McCaskill considered a 'Truman in a skirt'
By David Goldstein | McClatchy Newspapers
WASHINGTON — Here’s how freshman Sen. Claire McCaskill of Missouri spent her first summer on Capitol Hill:
She grilled a top aviation safety official about deficient airline inspections, spurned her Democratic leaders on two key votes and took a solitary — if unsuccessful — stand against closed-door hearings on a defense bill. That last one earned her some blowback.
“It was my first real experience being out in the desert by myself and not getting the warm fuzzies from all my colleagues,” McCaskill said.
It was also a reminder that despite the divisive partisanship in Congress, the Senate remains a club.
“I was warned a little bit to tread lightly,” McCaskill said. “‘Don’t take gratuitous swipes at people.
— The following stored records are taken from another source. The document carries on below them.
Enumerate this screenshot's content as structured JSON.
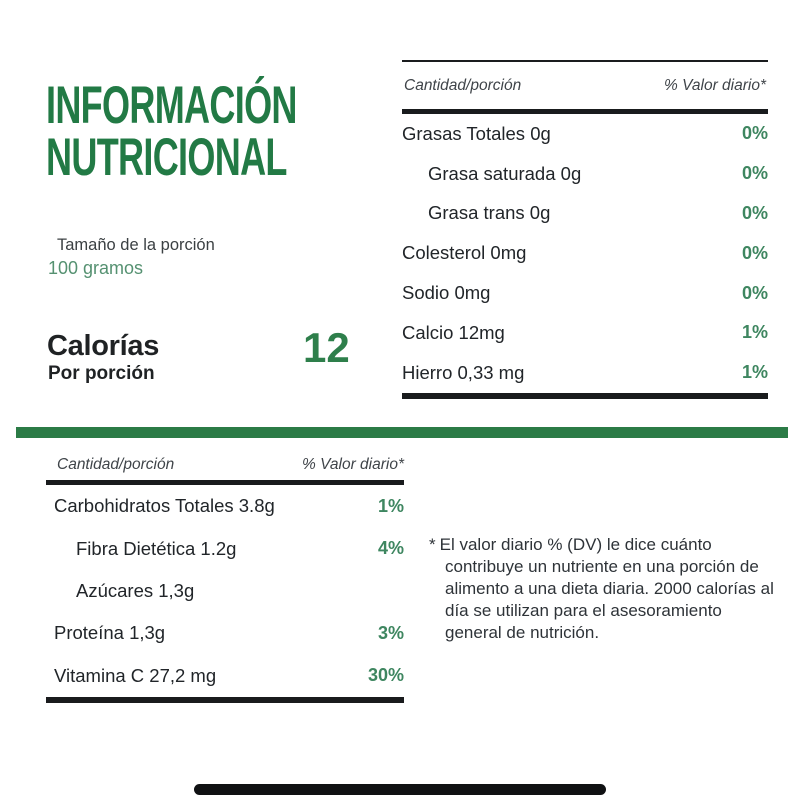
{
  "header": {
    "title_line1": "INFORMACIÓN",
    "title_line2": "NUTRICIONAL"
  },
  "serving": {
    "label": "Tamaño de la porción",
    "value": "100 gramos"
  },
  "calories": {
    "label": "Calorías",
    "sublabel": "Por porción",
    "value": "12"
  },
  "table_right": {
    "col_amount": "Cantidad/porción",
    "col_dv": "% Valor diario*",
    "rows": [
      {
        "label": "Grasas Totales 0g",
        "dv": "0%",
        "indent": false
      },
      {
        "label": "Grasa saturada 0g",
        "dv": "0%",
        "indent": true
      },
      {
        "label": "Grasa trans 0g",
        "dv": "0%",
        "indent": true
      },
      {
        "label": "Colesterol 0mg",
        "dv": "0%",
        "indent": false
      },
      {
        "label": "Sodio 0mg",
        "dv": "0%",
        "indent": false
      },
      {
        "label": "Calcio 12mg",
        "dv": "1%",
        "indent": false
      },
      {
        "label": "Hierro 0,33 mg",
        "dv": "1%",
        "indent": false
      }
    ]
  },
  "table_left": {
    "col_amount": "Cantidad/porción",
    "col_dv": "% Valor diario*",
    "rows": [
      {
        "label": "Carbohidratos Totales 3.8g",
        "dv": "1%",
        "indent": false
      },
      {
        "label": "Fibra Dietética 1.2g",
        "dv": "4%",
        "indent": true
      },
      {
        "label": "Azúcares 1,3g",
        "dv": "",
        "indent": true
      },
      {
        "label": "Proteína 1,3g",
        "dv": "3%",
        "indent": false
      },
      {
        "label": "Vitamina C 27,2 mg",
        "dv": "30%",
        "indent": false
      }
    ]
  },
  "footnote": {
    "marker": "*",
    "text": "El valor diario % (DV) le dice cuánto contribuye un nutriente en una porción de alimento a una dieta diaria. 2000 calorías al día se utilizan para el asesoramiento general de nutrición."
  },
  "colors": {
    "accent_green": "#227a45",
    "value_green": "#3e8660",
    "divider_green": "#2b7b46",
    "text_dark": "#212529",
    "rule_black": "#191b1d"
  }
}
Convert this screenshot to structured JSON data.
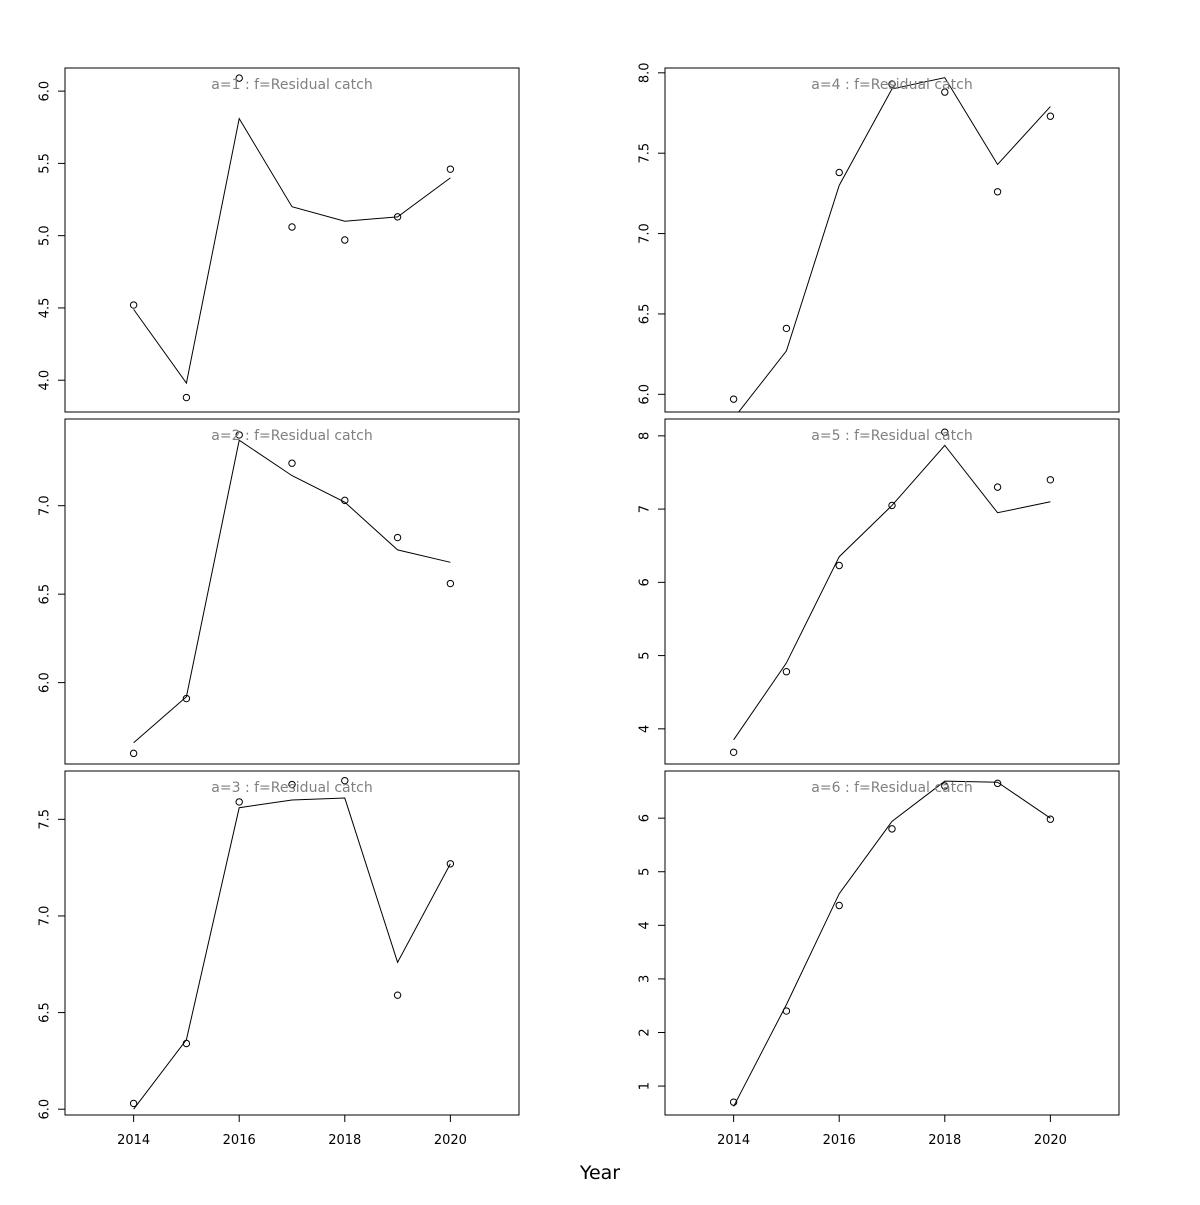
{
  "xlabel": "Year",
  "x_ticks": [
    2014,
    2016,
    2018,
    2020
  ],
  "colors": {
    "line": "#000000",
    "points": "#000000",
    "panel_title": "#808080",
    "frame": "#000000"
  },
  "chart_data": [
    {
      "type": "line",
      "title": "a=1  :  f=Residual catch",
      "x": [
        2014,
        2015,
        2016,
        2017,
        2018,
        2019,
        2020
      ],
      "series": [
        {
          "values": [
            4.49,
            3.98,
            5.81,
            5.2,
            5.1,
            5.13,
            5.4
          ]
        },
        {
          "values": [
            4.52,
            3.88,
            6.09,
            5.06,
            4.97,
            5.13,
            5.46
          ],
          "markers_only": true
        }
      ],
      "ylim": [
        3.78,
        6.16
      ],
      "y_ticks": [
        4.0,
        4.5,
        5.0,
        5.5,
        6.0
      ],
      "y_tick_labels": [
        "4.0",
        "4.5",
        "5.0",
        "5.5",
        "6.0"
      ],
      "xlim": [
        2012.7,
        2021.3
      ]
    },
    {
      "type": "line",
      "title": "a=2  :  f=Residual catch",
      "x": [
        2014,
        2015,
        2016,
        2017,
        2018,
        2019,
        2020
      ],
      "series": [
        {
          "values": [
            5.66,
            5.92,
            7.37,
            7.17,
            7.02,
            6.75,
            6.68
          ]
        },
        {
          "values": [
            5.6,
            5.91,
            7.4,
            7.24,
            7.03,
            6.82,
            6.56
          ],
          "markers_only": true
        }
      ],
      "ylim": [
        5.54,
        7.49
      ],
      "y_ticks": [
        6.0,
        6.5,
        7.0
      ],
      "y_tick_labels": [
        "6.0",
        "6.5",
        "7.0"
      ],
      "xlim": [
        2012.7,
        2021.3
      ]
    },
    {
      "type": "line",
      "title": "a=3  :  f=Residual catch",
      "x": [
        2014,
        2015,
        2016,
        2017,
        2018,
        2019,
        2020
      ],
      "series": [
        {
          "values": [
            6.0,
            6.36,
            7.56,
            7.6,
            7.61,
            6.76,
            7.27
          ]
        },
        {
          "values": [
            6.03,
            6.34,
            7.59,
            7.68,
            7.7,
            6.59,
            7.27
          ],
          "markers_only": true
        }
      ],
      "ylim": [
        5.97,
        7.75
      ],
      "y_ticks": [
        6.0,
        6.5,
        7.0,
        7.5
      ],
      "y_tick_labels": [
        "6.0",
        "6.5",
        "7.0",
        "7.5"
      ],
      "xlim": [
        2012.7,
        2021.3
      ]
    },
    {
      "type": "line",
      "title": "a=4  :  f=Residual catch",
      "x": [
        2014,
        2015,
        2016,
        2017,
        2018,
        2019,
        2020
      ],
      "series": [
        {
          "values": [
            5.85,
            6.27,
            7.3,
            7.9,
            7.97,
            7.43,
            7.79
          ]
        },
        {
          "values": [
            5.97,
            6.41,
            7.38,
            7.93,
            7.88,
            7.26,
            7.73
          ],
          "markers_only": true
        }
      ],
      "ylim": [
        5.89,
        8.03
      ],
      "y_ticks": [
        6.0,
        6.5,
        7.0,
        7.5,
        8.0
      ],
      "y_tick_labels": [
        "6.0",
        "6.5",
        "7.0",
        "7.5",
        "8.0"
      ],
      "xlim": [
        2012.7,
        2021.3
      ]
    },
    {
      "type": "line",
      "title": "a=5  :  f=Residual catch",
      "x": [
        2014,
        2015,
        2016,
        2017,
        2018,
        2019,
        2020
      ],
      "series": [
        {
          "values": [
            3.85,
            4.9,
            6.35,
            7.05,
            7.87,
            6.95,
            7.1
          ]
        },
        {
          "values": [
            3.68,
            4.78,
            6.23,
            7.05,
            8.05,
            7.3,
            7.4
          ],
          "markers_only": true
        }
      ],
      "ylim": [
        3.52,
        8.23
      ],
      "y_ticks": [
        4,
        5,
        6,
        7,
        8
      ],
      "y_tick_labels": [
        "4",
        "5",
        "6",
        "7",
        "8"
      ],
      "xlim": [
        2012.7,
        2021.3
      ]
    },
    {
      "type": "line",
      "title": "a=6  :  f=Residual catch",
      "x": [
        2014,
        2015,
        2016,
        2017,
        2018,
        2019,
        2020
      ],
      "series": [
        {
          "values": [
            0.62,
            2.52,
            4.59,
            5.94,
            6.69,
            6.67,
            6.0
          ]
        },
        {
          "values": [
            0.7,
            2.4,
            4.37,
            5.8,
            6.6,
            6.65,
            5.98
          ],
          "markers_only": true
        }
      ],
      "ylim": [
        0.46,
        6.88
      ],
      "y_ticks": [
        1,
        2,
        3,
        4,
        5,
        6
      ],
      "y_tick_labels": [
        "1",
        "2",
        "3",
        "4",
        "5",
        "6"
      ],
      "xlim": [
        2012.7,
        2021.3
      ]
    }
  ]
}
If you start taking swipes at people, they can swipe back.
“There is a line you are careful not to cross.”
This is the latest in a series of stories about how this freshman lawmaker, whose closely contested race last fall helped put the Democrats in charge of Congress, learns to operate in a narrowly divided Senate.
In a recent interview with The Washington Post, a senior Republican, Sen. John Warner of Virginia, wistfully recalled the “old traditions” when “freshmen were seen and not heard.”
Not this freshman class. It has too many outspoken members to go back to such genteel traditions. McCaskill might be Exhibit A.